Last year’s kickoff was a free outdoor concert by Stevie Wonder that drew a crowd that seemed beyond count - with people ignoring day-long rains and streaming into the festival’s Quartier des Spectacles neighborhood just to get within sight - or at least hearing distance, of nearly a dozen large video screens set up to accommodate those who couldn’t get near the prime outdoor stage.

This year’s primary indoor draws including some terrific headline combinations.

  • June 25: an opening night pairing of Lionel Ritchie and Cassandra Wilson.

  • June 28: Smokey Robinson

  • July 1: George Benson’s Nat King Cole tribute show.

  • July 2: The combination of Laurie Anderson, Lou Reed and saxophonist John Zorn.
  • July 5: The Steve Miller Band and The Doobie Brothers.

Other major concerts will feature Sonny Rollins, Herbie Hancock, Keith Jarrett’s Standards trio, the Moody Blues, Roy Hargrove’s Big Band, Terence Blanchard, Boz Scaggs, Cesaria Evora, Ahmad Jamal, Joan Armatrading, Richard Bona, John Scofield’s News Orleans-rooted Piety Street Band, Cyndi Lauper and pianist Allen Toussaint’s Bright Mississippi all-star project. The list goes on and on... and on some more.

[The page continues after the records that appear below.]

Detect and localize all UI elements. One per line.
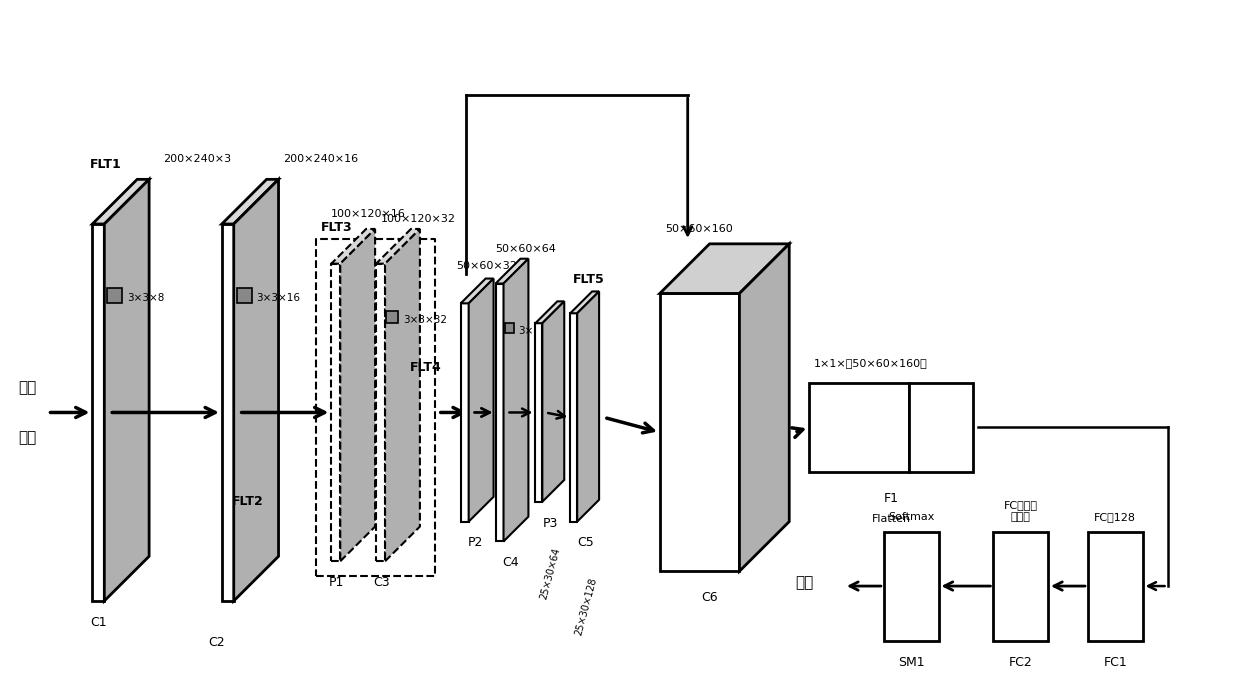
Polygon shape: [233, 179, 279, 601]
Text: Flatten: Flatten: [872, 514, 911, 524]
Text: FLT3: FLT3: [321, 221, 353, 234]
Polygon shape: [536, 323, 542, 502]
Polygon shape: [331, 229, 376, 263]
Polygon shape: [542, 301, 564, 502]
Text: 1×1×（50×60×160）: 1×1×（50×60×160）: [815, 358, 928, 368]
Polygon shape: [331, 263, 340, 561]
Text: FC：识别
种类数: FC：识别 种类数: [1003, 500, 1038, 522]
Text: Softmax: Softmax: [888, 511, 935, 522]
Bar: [993, 532, 1048, 640]
Polygon shape: [92, 179, 149, 224]
Polygon shape: [376, 263, 386, 561]
Polygon shape: [570, 313, 577, 522]
Text: FLT1: FLT1: [89, 159, 122, 171]
Text: 3×3×8: 3×3×8: [128, 293, 165, 304]
Text: C6: C6: [702, 591, 718, 604]
Text: 100×120×16: 100×120×16: [331, 209, 407, 219]
Bar: [1087, 532, 1142, 640]
Text: FC2: FC2: [1009, 656, 1033, 669]
Text: 25×30×128: 25×30×128: [573, 576, 598, 636]
Text: SM1: SM1: [898, 656, 925, 669]
Bar: [884, 532, 939, 640]
Text: FLT5: FLT5: [573, 274, 605, 286]
Text: 50×60×160: 50×60×160: [665, 224, 733, 234]
Text: C3: C3: [373, 576, 389, 589]
Text: P3: P3: [543, 516, 558, 529]
Text: 3×3×64: 3×3×64: [518, 326, 563, 336]
Polygon shape: [660, 293, 739, 571]
Text: 100×120×32: 100×120×32: [381, 214, 456, 224]
Polygon shape: [496, 283, 503, 541]
Polygon shape: [503, 258, 528, 541]
Bar: [386, 311, 398, 323]
Polygon shape: [92, 224, 104, 601]
Text: F1: F1: [884, 492, 899, 505]
Text: FC1: FC1: [1104, 656, 1127, 669]
Text: 50×60×32: 50×60×32: [456, 261, 517, 270]
Text: 200×240×3: 200×240×3: [162, 155, 231, 164]
Polygon shape: [104, 179, 149, 601]
Text: FC：128: FC：128: [1094, 511, 1136, 522]
Bar: [237, 288, 252, 304]
Polygon shape: [340, 229, 376, 561]
Polygon shape: [660, 244, 789, 293]
Text: 50×60×64: 50×60×64: [496, 244, 557, 254]
Polygon shape: [577, 292, 599, 522]
Polygon shape: [461, 304, 469, 522]
Text: FLT4: FLT4: [410, 361, 441, 374]
Bar: [909, 383, 973, 472]
Polygon shape: [739, 244, 789, 571]
Polygon shape: [222, 224, 233, 601]
Polygon shape: [469, 279, 494, 522]
Text: 输出: 输出: [795, 576, 813, 590]
Bar: [108, 288, 123, 304]
Text: P2: P2: [467, 536, 484, 550]
Polygon shape: [222, 179, 279, 224]
Polygon shape: [570, 292, 599, 313]
Text: 25×30×64: 25×30×64: [538, 546, 562, 600]
Text: P1: P1: [329, 576, 343, 589]
Text: 3×3×16: 3×3×16: [257, 293, 300, 304]
Bar: [810, 383, 909, 472]
Polygon shape: [376, 229, 420, 263]
Text: 200×240×16: 200×240×16: [284, 155, 358, 164]
Polygon shape: [461, 279, 494, 304]
Text: C5: C5: [577, 536, 594, 550]
Text: 图像: 图像: [19, 380, 37, 395]
Text: 输入: 输入: [19, 430, 37, 445]
Polygon shape: [536, 301, 564, 323]
Text: C1: C1: [91, 616, 107, 629]
Text: 3×3×32: 3×3×32: [403, 315, 446, 325]
Bar: [505, 323, 515, 333]
Polygon shape: [496, 258, 528, 283]
Text: FLT2: FLT2: [232, 495, 263, 508]
Polygon shape: [386, 229, 420, 561]
Text: C4: C4: [502, 556, 518, 570]
Text: C2: C2: [208, 635, 226, 649]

Taj Mahal and The Fabulous Thunderbirds will team up for a blues evening at the Metropolis on June 28. On the night of July 1, Zorn will host a “Masada marathon” at the Theatre Maisonneuve that features two separate performances - each of which includes Zorn with five different bands (10 bands in all.)

This year’s edition of the acclaimed “Invitation” series spotlights four different artists with multiple nights and guests of their choosing. The four bandleaders are Italian trumpeter Paolo Fresu, French drummer MAnu Katché, pianist Robert Glasper, and Allen Toussaint (solo one night, and with Bright Mississippi the next).

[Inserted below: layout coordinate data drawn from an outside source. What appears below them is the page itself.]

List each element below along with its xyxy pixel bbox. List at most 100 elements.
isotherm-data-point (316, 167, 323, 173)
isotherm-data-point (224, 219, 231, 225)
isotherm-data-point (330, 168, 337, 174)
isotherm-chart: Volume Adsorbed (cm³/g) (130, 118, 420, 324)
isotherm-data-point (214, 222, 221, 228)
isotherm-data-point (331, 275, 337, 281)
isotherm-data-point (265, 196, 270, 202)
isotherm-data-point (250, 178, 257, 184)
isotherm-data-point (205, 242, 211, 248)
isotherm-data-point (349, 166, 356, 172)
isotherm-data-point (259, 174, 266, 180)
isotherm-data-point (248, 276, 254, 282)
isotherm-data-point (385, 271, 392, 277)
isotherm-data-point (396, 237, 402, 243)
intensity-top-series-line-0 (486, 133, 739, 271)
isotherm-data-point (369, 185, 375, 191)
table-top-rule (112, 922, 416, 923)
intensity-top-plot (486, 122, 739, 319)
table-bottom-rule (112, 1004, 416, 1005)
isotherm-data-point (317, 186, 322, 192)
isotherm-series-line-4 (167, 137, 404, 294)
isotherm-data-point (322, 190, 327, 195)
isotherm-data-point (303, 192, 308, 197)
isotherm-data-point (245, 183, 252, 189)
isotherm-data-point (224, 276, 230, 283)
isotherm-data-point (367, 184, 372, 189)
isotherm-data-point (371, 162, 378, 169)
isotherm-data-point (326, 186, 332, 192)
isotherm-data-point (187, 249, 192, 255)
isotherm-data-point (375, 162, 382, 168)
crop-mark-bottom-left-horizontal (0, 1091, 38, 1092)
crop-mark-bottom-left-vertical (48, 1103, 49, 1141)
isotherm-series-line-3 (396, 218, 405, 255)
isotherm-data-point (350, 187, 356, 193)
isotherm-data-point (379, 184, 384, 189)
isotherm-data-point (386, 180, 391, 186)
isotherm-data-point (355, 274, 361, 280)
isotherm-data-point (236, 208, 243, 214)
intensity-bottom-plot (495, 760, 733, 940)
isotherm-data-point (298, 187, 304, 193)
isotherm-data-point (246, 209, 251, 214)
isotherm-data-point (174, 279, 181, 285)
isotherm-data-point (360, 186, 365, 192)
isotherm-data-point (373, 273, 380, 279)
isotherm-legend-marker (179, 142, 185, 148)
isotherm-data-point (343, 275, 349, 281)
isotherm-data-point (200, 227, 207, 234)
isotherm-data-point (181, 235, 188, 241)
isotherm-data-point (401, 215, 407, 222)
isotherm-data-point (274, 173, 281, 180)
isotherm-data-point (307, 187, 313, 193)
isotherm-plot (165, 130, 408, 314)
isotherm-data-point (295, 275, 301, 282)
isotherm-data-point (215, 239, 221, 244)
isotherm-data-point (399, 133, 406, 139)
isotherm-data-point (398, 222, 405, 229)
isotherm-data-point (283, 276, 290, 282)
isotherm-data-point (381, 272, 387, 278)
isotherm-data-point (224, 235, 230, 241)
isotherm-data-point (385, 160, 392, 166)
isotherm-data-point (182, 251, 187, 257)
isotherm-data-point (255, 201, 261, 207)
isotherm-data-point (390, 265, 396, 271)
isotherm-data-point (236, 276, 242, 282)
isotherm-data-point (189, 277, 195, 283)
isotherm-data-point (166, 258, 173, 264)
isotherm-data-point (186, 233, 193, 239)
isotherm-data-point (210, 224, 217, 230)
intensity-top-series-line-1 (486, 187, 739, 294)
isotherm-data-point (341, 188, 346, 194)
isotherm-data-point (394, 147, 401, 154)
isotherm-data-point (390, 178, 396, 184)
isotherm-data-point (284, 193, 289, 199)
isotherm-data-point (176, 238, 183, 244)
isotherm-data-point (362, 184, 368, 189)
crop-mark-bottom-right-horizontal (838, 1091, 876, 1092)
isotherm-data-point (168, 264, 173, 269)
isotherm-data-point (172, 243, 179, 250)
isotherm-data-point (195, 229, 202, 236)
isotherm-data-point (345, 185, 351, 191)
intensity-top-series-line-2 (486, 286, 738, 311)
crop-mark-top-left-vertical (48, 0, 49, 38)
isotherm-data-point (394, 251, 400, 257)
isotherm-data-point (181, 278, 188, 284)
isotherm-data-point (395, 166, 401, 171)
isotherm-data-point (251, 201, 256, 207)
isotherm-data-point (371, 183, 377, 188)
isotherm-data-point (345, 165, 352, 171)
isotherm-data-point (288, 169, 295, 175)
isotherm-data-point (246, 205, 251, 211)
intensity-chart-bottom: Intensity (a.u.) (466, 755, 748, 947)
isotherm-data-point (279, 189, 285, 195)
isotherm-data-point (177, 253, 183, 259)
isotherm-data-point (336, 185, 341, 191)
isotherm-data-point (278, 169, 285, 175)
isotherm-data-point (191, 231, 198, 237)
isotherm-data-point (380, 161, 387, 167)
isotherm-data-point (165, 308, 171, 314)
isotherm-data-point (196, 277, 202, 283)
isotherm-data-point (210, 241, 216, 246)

The Theatre du Nouveau Monde (New World Theater) will feature eight nights of performances by jazz artists from Spain, with two nights apiece by Dorantes, Chano Dominguez, Diego and Juan Carmona.

The festival’s own year-round on-site jazz club, Astral, (located in the festival's House of Jazz, which opened last year >>>) will host jams from midnight to 4 a.m. nightly, in addition to being the site of ticketed performances earlier in the night. The outdoor free events program will be made public on June 3.

Also running in Montreal (through August 29) at the Montreal of Fine Arts is the first North American multimedia retrospective on the career of Miles Davis. The “We Want Miles” exhibition-performance, which was designed and organized by the Cité de la Musique in Paris, will also evoke some of Davis’s four memorable Montreal concerts. And this year’s concert schedule also includes Montreal trumpeter Ron DiLauro’s big band revisit of Davis’s “Porgy and Bess” project on June 30 at the Theatre Jean-Duceppe.

One thing is clear. The programming at Montreal never gets stale. That explains why the festival, as Menard puts it, “is now a beacon in Montreal - something people look forward to.”

Jamie Cullum at Montreal, 2009... >

According to tourism research, some 250,000 to 350,000 of the 2.5 million attendees are tourists from elsewhere in Canada, the U.S. or abroad, but he vast majority of people who flock to the festival are from greater Montreal.